第1位 ベルフラム 『熱い想い』


キャラクター人気投票第1位。初期ヒロインベルフラムのSSです。

時期としては第98話と第99話の間の期間での出来事です。


♡ ♡ ♡


「姫様っ! 少しじっとしていてください!」


 女中の言葉にベルフラムは少しだけ顔をしかめて動きを止めた。

 女中は続けて何かを言っていたが、それはもう上の空だ。


 この所ベルフラムはいつも悩んでいた。

 雄一を退け、自由を勝ち取ったベルフラムだったが、その表情には憂いが含まれていた。

『青の英雄』と称された国一番の武力を下した九郎。自分の身を、心を、全てを守ってくれた『英雄』。

 ベルフラムが全てを捧げると誓った男の表情が、いつまで経っても晴れてくれないことに気を揉んでいた。


(一応王様への手紙も書いたけど……最大武力を何処まで御せるのか……望み薄よね……)


 ベルフラムは眉間に皺を刻んで考え込む。

 後一歩の所で邪魔が入り、雄一を取り逃がしてしまった。その事を九郎は殊更悔やんでいる。

 あれだけ強力な武力を持つ者を敵にしたままでは、自分達の安寧など訪れない――そう考えているのだろう。

『支配』という人外の力を持つ雄一がまだ生きているという事は、いずれまた事を構える事になる。

 それはベルフラムにとっても悩みの種でもある。


 驚くほど簡単に人を殺し、人の尊厳など全く眼中にない歪んだ性嗜好を持つ『英雄』。

 国の格にも影響しそうな下衆な行いを振り撒く雄一が、ずっと国の要職に収まっていた事からも、王家は武力を手放せないだろうとベルフラムは予想していた。
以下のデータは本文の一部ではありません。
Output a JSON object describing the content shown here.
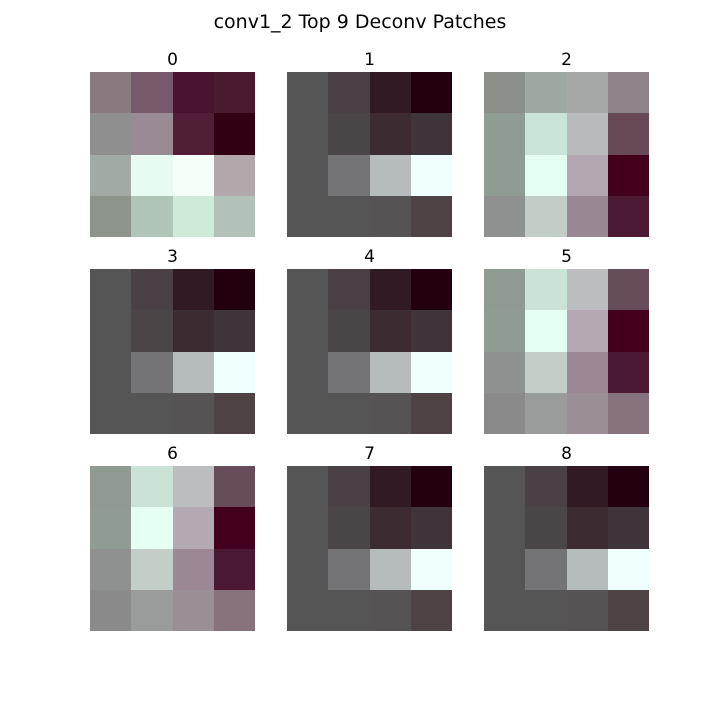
{
  "figure": {
    "title": "conv1_2 Top 9 Deconv Patches"
  },
  "patches": [
    {
      "label": "0",
      "colors": [
        [
          "#8a7a80",
          "#765a6a",
          "#4a1430",
          "#4a1a30"
        ],
        [
          "#8f8f90",
          "#998a93",
          "#521e35",
          "#320012"
        ],
        [
          "#a2aaa5",
          "#e8fbf2",
          "#f5fff9",
          "#b2a7ab"
        ],
        [
          "#8c948c",
          "#aec5b7",
          "#cdebd8",
          "#b2c2b8"
        ]
      ]
    },
    {
      "label": "1",
      "colors": [
        [
          "#555555",
          "#4a4146",
          "#311a24",
          "#220010"
        ],
        [
          "#555555",
          "#4a4648",
          "#3c2c32",
          "#3f3439"
        ],
        [
          "#555555",
          "#747476",
          "#b5bcbb",
          "#eefffd"
        ],
        [
          "#555555",
          "#555555",
          "#555353",
          "#4d4345"
        ]
      ]
    },
    {
      "label": "2",
      "colors": [
        [
          "#8c8f8a",
          "#9ea8a3",
          "#a5a8a7",
          "#8e8388"
        ],
        [
          "#8f9c93",
          "#cbe4d9",
          "#b8bbbc",
          "#674958"
        ],
        [
          "#8f9c93",
          "#e4fff1",
          "#b5a7b2",
          "#43001c"
        ],
        [
          "#8e9190",
          "#c2cdc8",
          "#9a8794",
          "#4c1b33"
        ]
      ]
    },
    {
      "label": "3",
      "colors": [
        [
          "#555555",
          "#4a4146",
          "#311a24",
          "#220010"
        ],
        [
          "#555555",
          "#4a4648",
          "#3c2c32",
          "#3f3439"
        ],
        [
          "#555555",
          "#747476",
          "#b5bcbb",
          "#eefffd"
        ],
        [
          "#555555",
          "#555555",
          "#555353",
          "#4d4345"
        ]
      ]
    },
    {
      "label": "4",
      "colors": [
        [
          "#555555",
          "#4a4146",
          "#311a24",
          "#220010"
        ],
        [
          "#555555",
          "#4a4648",
          "#3c2c32",
          "#3f3439"
        ],
        [
          "#555555",
          "#747476",
          "#b5bcbb",
          "#eefffd"
        ],
        [
          "#555555",
          "#555555",
          "#555353",
          "#4d4345"
        ]
      ]
    },
    {
      "label": "5",
      "colors": [
        [
          "#8f9a92",
          "#cbe2d7",
          "#bbbdbe",
          "#674c59"
        ],
        [
          "#8f9c93",
          "#e5fff2",
          "#b4a8b2",
          "#42001c"
        ],
        [
          "#8e9190",
          "#c3cec9",
          "#9b8894",
          "#4b1a32"
        ],
        [
          "#8a8a8a",
          "#9a9c9b",
          "#9a8f97",
          "#87727d"
        ]
      ]
    },
    {
      "label": "6",
      "colors": [
        [
          "#8f9a92",
          "#cbe2d7",
          "#bbbdbe",
          "#674c59"
        ],
        [
          "#8f9c93",
          "#e5fff2",
          "#b4a8b2",
          "#42001c"
        ],
        [
          "#8e9190",
          "#c3cec9",
          "#9b8894",
          "#4b1a32"
        ],
        [
          "#8a8a8a",
          "#9a9c9b",
          "#9a8f97",
          "#87727d"
        ]
      ]
    },
    {
      "label": "7",
      "colors": [
        [
          "#555555",
          "#4a4146",
          "#311a24",
          "#220010"
        ],
        [
          "#555555",
          "#4a4648",
          "#3c2c32",
          "#3f3439"
        ],
        [
          "#555555",
          "#747476",
          "#b5bcbb",
          "#eefffd"
        ],
        [
          "#555555",
          "#555555",
          "#555353",
          "#4d4345"
        ]
      ]
    },
    {
      "label": "8",
      "colors": [
        [
          "#555555",
          "#4a4146",
          "#311a24",
          "#220010"
        ],
        [
          "#555555",
          "#4a4648",
          "#3c2c32",
          "#3f3439"
        ],
        [
          "#555555",
          "#747476",
          "#b5bcbb",
          "#eefffd"
        ],
        [
          "#555555",
          "#555555",
          "#555353",
          "#4d4345"
        ]
      ]
    }
  ]
}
 それでもあの場にいた貴族の同意を得て、また亡くなった貴族の遺族からの陳情も含め、多くの苦情を王へと送る事で少しでも足かせになればとベルフラムも奔走している。


(でも……少しは笑ってくれてもいいじゃない……)


 とは言えずっとしかめっ面を浮かべている九郎を見ているのは辛い。

 九郎はあれから毎日朝から晩まで城の騎士達に混じり、戦闘の稽古をしている。

 そこにいつもの朗らかで暢気な風貌は無く、焦っているかのように見えていた。

 九郎は再び事を構えるであろう雄一との強さの差に、追い立てられるように体を動かしていた。


 しかし九郎の強さと言うのは武力と言う意味ではか細いものだ。

『青の英雄』を下した事で一目置かれていた九郎だが、戦闘自体に適正はなく、城の騎士達にも次第に侮られているようだった。それが更に九郎の焦りを生んでいるようにも見え、彼の陰口を耳にする度にベルフラムは眉を吊り上げ叱りつけてはいるのだが……。
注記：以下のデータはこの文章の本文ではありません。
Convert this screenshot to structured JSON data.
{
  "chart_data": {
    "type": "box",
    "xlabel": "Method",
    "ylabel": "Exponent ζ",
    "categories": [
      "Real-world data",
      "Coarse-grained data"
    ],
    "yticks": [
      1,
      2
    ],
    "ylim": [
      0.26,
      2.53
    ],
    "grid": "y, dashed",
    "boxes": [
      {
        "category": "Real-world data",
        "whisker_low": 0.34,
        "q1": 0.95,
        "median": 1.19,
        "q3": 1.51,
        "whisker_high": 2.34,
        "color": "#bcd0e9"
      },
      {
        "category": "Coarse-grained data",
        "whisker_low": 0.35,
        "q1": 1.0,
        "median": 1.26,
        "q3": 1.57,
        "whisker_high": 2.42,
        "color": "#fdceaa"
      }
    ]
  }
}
(私の『英雄』……クロウは強く無くても私の『英雄』なのよ?)


 ベルフラムは九郎がそれほど強く無い事を知っている。

 九郎は強くは無いが頑強なのだ。何者にも屈しない強さ。

 それは体だけでなく心も。

 決して諦める事をしない青年を思い浮かべると、途端に頬が熱くなる。

 弱く、それでいて絶対に膝を屈しない九郎の姿は、諦めなかった自分が手にした希望にも、証にも思えてくる。


「姫様っ!? 苦しかったでしょうか? 締めすぎですか?」


 ふと気付くと女中が心配そうにベルフラムの顔を覗きこんでいた。

 鏡に映る自分の姿は眉を顰めながらも頬を染めると言う、なんとも言えない顔をしている。


(心が苦しい……胸が締め付けられそうだもの……うん?)


 九郎を思いギュッと胸を押さえたベルフラムはふと首を傾げる。何も言っていないのだから、女中がベルフラムの心の中を覗きこんでいない限り知り得る感情では無い筈だ。

 そこでドレスの腰ひもの具合を聞いているのだと気付き、ベルフラムは慌てて手を振る。


「も、問題無いわ! もう少し胸を強調出来ないのかしら?」


 春色の淡い緑のドレス姿を鏡に映しベルフラムは違った不満を口にした。

『風呂屋』で暮らしていた頃は服など3着しか無く、選ぶ事すら必要無かったのだが、城に滞在し領主の令嬢として振る舞うにはそうはいかない。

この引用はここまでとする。